On Wednesday, the 85-year-old pontiff slammed the deplorable school system and again expressed his deep shame and sorrow... I renew my request for forgiveness for the wrong done by so many Christians to the Indigenous peoples.
He derided the colonialist mentality of the past -- adding that today, too, there are any number of forms of ideological colonization that clash with the reality of life, stifle the natural attachment of peoples to their values, and attempt to uproot their traditions, history and religious ties.
Praising multiculturalism, he vowed to promote the rights of Indigenous people and to move forward on a fraternal and patient journey ... working for healing and reconciliation.
From the late 1800s to the 1990s, Canada's government sent about 150,000 children into 139 residential schools run by the Church, where they were cut off from their families, language and culture in a failed policy of forced assimilation.
Many were physically and sexually abused, and thousands are believed to have died of disease, malnutrition or neglect.
Francis has been welcomed in Canada, and his apology -- which he first made on Monday in the western Indigenous community of Maskwacis -- has been hailed as historic, though many Indigenous people who have spoken to AFP have warned there is more work to do.
That point was driven home again to the pope on Wednesday by Mary Simon, Canada's first Indigenous governor general, who along with Prime Minister Justin Trudeau greeted Francis when he arrived in Quebec City from Edmonton.
Regardless of where you are listening from... you are on Indigenous land, she said.
She praised the survivors of the school system, who came to hear the pope's words with hearts and minds open, some willing to forgive, some still living with the hurt, but all willing to listen.
The pontiff's visit, she added, was an important step towards further dialogue and actions that will lead to real reconciliation.
Trudeau, too, looked to the future.
Survivors and their descendants need to be at the centre of everything we do together going forward, he said.
- 'Intolerant' cultural fashion -
Pope Francis also took on cancel culture on Wednesday, branding it a cultural fashion that ... proves intolerant of difference and concentrates on the present moment, on the needs and rights of individuals, while frequently neglecting their duties with regard to the most weak and vulnerable.
The pontiff also reiterated his feelings about the war in Ukraine, warning against an arms race and strategies of deterrence and raising the spectre of terrible and protracted cold wars.
Along the road from the airport to the Citadel in Quebec City, hundreds of people, smartphones in hand, crowded behind the barriers to catch a glimpse of the pope in his white Fiat.

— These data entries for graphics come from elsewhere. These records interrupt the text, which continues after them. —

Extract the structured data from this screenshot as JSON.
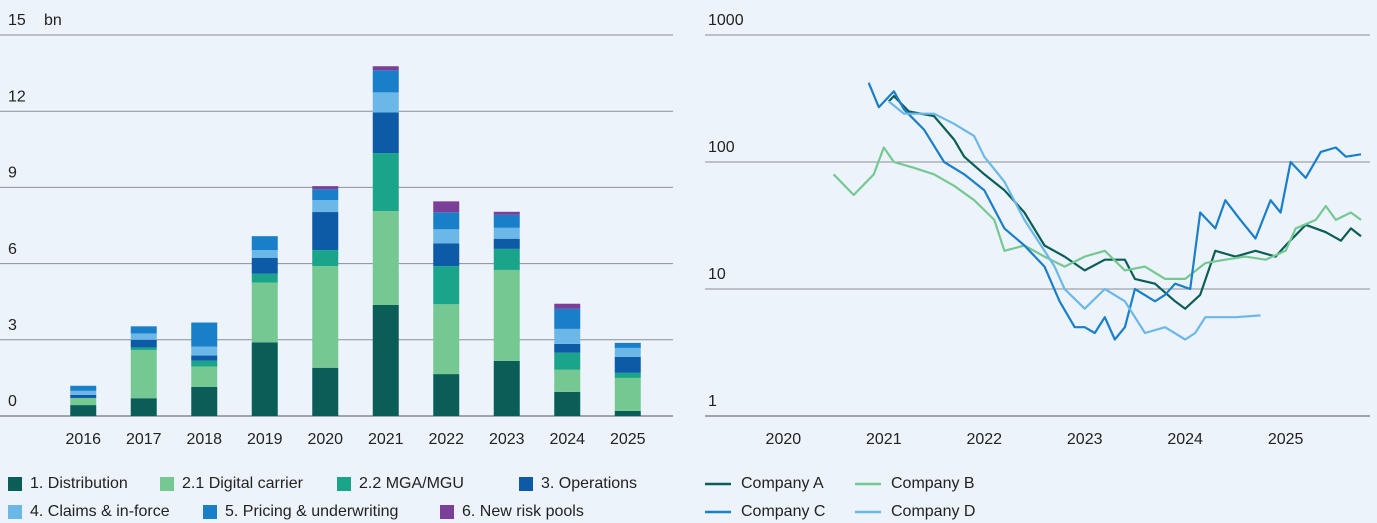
{
  "chart_data": [
    {
      "type": "bar",
      "stacked": true,
      "unit": "bn",
      "categories": [
        "2016",
        "2017",
        "2018",
        "2019",
        "2020",
        "2021",
        "2022",
        "2023",
        "2024",
        "2025"
      ],
      "ylim": [
        0,
        15
      ],
      "yticks": [
        0,
        3,
        6,
        9,
        12,
        15
      ],
      "grid": true,
      "legend": "bottom",
      "series": [
        {
          "name": "1. Distribution",
          "color": "#0b5e57",
          "values": [
            0.43,
            0.7,
            1.15,
            2.9,
            1.9,
            4.37,
            1.65,
            2.17,
            0.95,
            0.2
          ]
        },
        {
          "name": "2.1 Digital carrier",
          "color": "#76c893",
          "values": [
            0.28,
            1.9,
            0.8,
            2.35,
            4.0,
            3.7,
            2.75,
            3.58,
            0.87,
            1.3
          ]
        },
        {
          "name": "2.2 MGA/MGU",
          "color": "#1aa58a",
          "values": [
            0,
            0.1,
            0.23,
            0.35,
            0.63,
            2.28,
            1.5,
            0.83,
            0.67,
            0.2
          ]
        },
        {
          "name": "3. Operations",
          "color": "#0d5aa7",
          "values": [
            0.12,
            0.3,
            0.2,
            0.63,
            1.5,
            1.6,
            0.9,
            0.4,
            0.35,
            0.63
          ]
        },
        {
          "name": "4. Claims & in-force",
          "color": "#6bb8e8",
          "values": [
            0.16,
            0.25,
            0.35,
            0.3,
            0.47,
            0.79,
            0.55,
            0.43,
            0.59,
            0.35
          ]
        },
        {
          "name": "5. Pricing & underwriting",
          "color": "#1a7fc9",
          "values": [
            0.2,
            0.28,
            0.95,
            0.55,
            0.43,
            0.87,
            0.67,
            0.51,
            0.79,
            0.2
          ]
        },
        {
          "name": "6. New risk pools",
          "color": "#7b3f98",
          "values": [
            0,
            0,
            0,
            0,
            0.12,
            0.16,
            0.43,
            0.12,
            0.2,
            0
          ]
        }
      ]
    },
    {
      "type": "line",
      "yscale": "log",
      "xlim": [
        2019.22,
        2025.84
      ],
      "xticks": [
        2020,
        2021,
        2022,
        2023,
        2024,
        2025
      ],
      "ylim": [
        1,
        1000
      ],
      "yticks": [
        1,
        10,
        100,
        1000
      ],
      "grid": true,
      "legend": "bottom",
      "series": [
        {
          "name": "Company A",
          "color": "#0b5e57",
          "x": [
            2021.05,
            2021.1,
            2021.25,
            2021.5,
            2021.7,
            2021.8,
            2022.0,
            2022.2,
            2022.4,
            2022.6,
            2022.8,
            2023.0,
            2023.2,
            2023.4,
            2023.5,
            2023.7,
            2023.9,
            2024.0,
            2024.15,
            2024.3,
            2024.5,
            2024.7,
            2024.9,
            2025.0,
            2025.2,
            2025.4,
            2025.55,
            2025.65,
            2025.75
          ],
          "values": [
            300,
            330,
            250,
            230,
            150,
            110,
            80,
            60,
            40,
            22,
            18,
            14,
            17,
            17,
            12,
            11,
            8,
            7,
            9,
            20,
            18,
            20,
            18,
            22,
            32,
            28,
            24,
            30,
            26
          ]
        },
        {
          "name": "Company B",
          "color": "#76c893",
          "x": [
            2020.5,
            2020.7,
            2020.9,
            2021.0,
            2021.1,
            2021.3,
            2021.5,
            2021.7,
            2021.9,
            2022.1,
            2022.2,
            2022.4,
            2022.6,
            2022.8,
            2023.0,
            2023.2,
            2023.4,
            2023.6,
            2023.8,
            2024.0,
            2024.2,
            2024.4,
            2024.6,
            2024.8,
            2025.0,
            2025.1,
            2025.3,
            2025.4,
            2025.5,
            2025.65,
            2025.75
          ],
          "values": [
            80,
            55,
            80,
            130,
            100,
            90,
            80,
            65,
            50,
            35,
            20,
            22,
            18,
            15,
            18,
            20,
            14,
            15,
            12,
            12,
            16,
            17,
            18,
            17,
            20,
            30,
            35,
            45,
            35,
            40,
            35
          ]
        },
        {
          "name": "Company C",
          "color": "#1a7fc9",
          "x": [
            2020.85,
            2020.95,
            2021.1,
            2021.2,
            2021.4,
            2021.6,
            2021.8,
            2022.0,
            2022.2,
            2022.4,
            2022.6,
            2022.75,
            2022.9,
            2023.0,
            2023.1,
            2023.2,
            2023.3,
            2023.4,
            2023.5,
            2023.7,
            2023.8,
            2023.9,
            2024.05,
            2024.15,
            2024.3,
            2024.4,
            2024.55,
            2024.7,
            2024.85,
            2024.95,
            2025.05,
            2025.2,
            2025.35,
            2025.5,
            2025.6,
            2025.75
          ],
          "values": [
            420,
            270,
            360,
            260,
            180,
            100,
            80,
            60,
            30,
            22,
            15,
            8,
            5,
            5,
            4.5,
            6,
            4,
            5,
            10,
            8,
            9,
            11,
            10,
            40,
            30,
            50,
            35,
            25,
            50,
            40,
            100,
            75,
            120,
            130,
            110,
            115
          ]
        },
        {
          "name": "Company D",
          "color": "#6bb8e8",
          "x": [
            2021.05,
            2021.2,
            2021.5,
            2021.7,
            2021.9,
            2022.0,
            2022.2,
            2022.4,
            2022.6,
            2022.7,
            2022.8,
            2023.0,
            2023.2,
            2023.4,
            2023.6,
            2023.8,
            2024.0,
            2024.1,
            2024.2,
            2024.5,
            2024.75
          ],
          "values": [
            300,
            240,
            240,
            200,
            160,
            110,
            70,
            35,
            20,
            15,
            10,
            7,
            10,
            8,
            4.5,
            5,
            4,
            4.5,
            6,
            6,
            6.2
          ]
        }
      ]
    }
  ]
}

Some carried welcome signs or flags of the Vatican.
On Thursday, Francis will visit the National Shrine of Saint Anne de Beaupre, one of the main pilgrimage sites in North America, and preside over a mass. Later that day he will go to Notre Dame Cathedral in Quebec City to give a homily.
On Friday, he will travel to the Arctic archipelago of Nunavut, where he will visit the town of Iqaluit for the last stop of his six-day visit.
Francis has been suffering from knee pain and often using a wheelchair during his Canada tour.